One key to making advanced IP-based workflows work is if the tools are easy to use. With Alta being an established product and Lexi now in its second generation, EEG has seen how to make AI and cloud-based captioning work intuitively. “We’re providing our users with their simplest vision of what it could be,” says McLaughlin. “Content creators have shown us they want software that can simply listen to the video streams and make captions based on the audio. That’s exactly what Alta and Lexi do on demand, without the need for hardware encoders, converters, or any other physical equipment.”

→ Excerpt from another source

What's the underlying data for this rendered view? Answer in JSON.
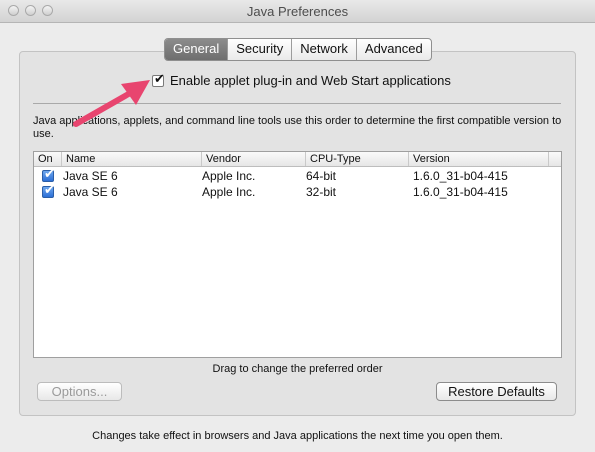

Reshaping the Sports Landscape
EEG’s Lexi is particularly well suited for the demands of globally expanding IP-based sports networks. The Topic Models AI architecture, for example, enables Lexi to recognize topics, immerse itself in distinctive vocabulary, like athlete and team names, and observe context by absorbing relevant web data. Highly refined Core Model vocabulary subsets are also available for even greater accuracy in subjects like sports, legislative, and weather.
Lexi’s deep translation capabilities are powered by iCap Translate. This AI-powered captioning translation service can translate captions and subtitles to and from eight major languages: English, Spanish, French, Italian, Portuguese, German, Danish, and Maori. Sources that iCap Translate works with include a live Lexi speech-to-text job, or a previously recorded and embedded caption track.
As pop-up sports networks continue to expand, expect that cloud, AI, and other advances will reshape the content production landscape as well as the audience experience.
“It’s an exciting time, because there are more and more choices available to people wherever they live,” McLaughlin says. “Leagues realize that there’s no longer a restriction on the number of channels, and that content doesn’t have to get big ratings in order for them to get their ROI. Solutions like EEG’s Lexi and Alta are helping to bring the costs of streaming content down, and not just for the big leagues. Today, even niche sports programming has access to quality AI for their productions.”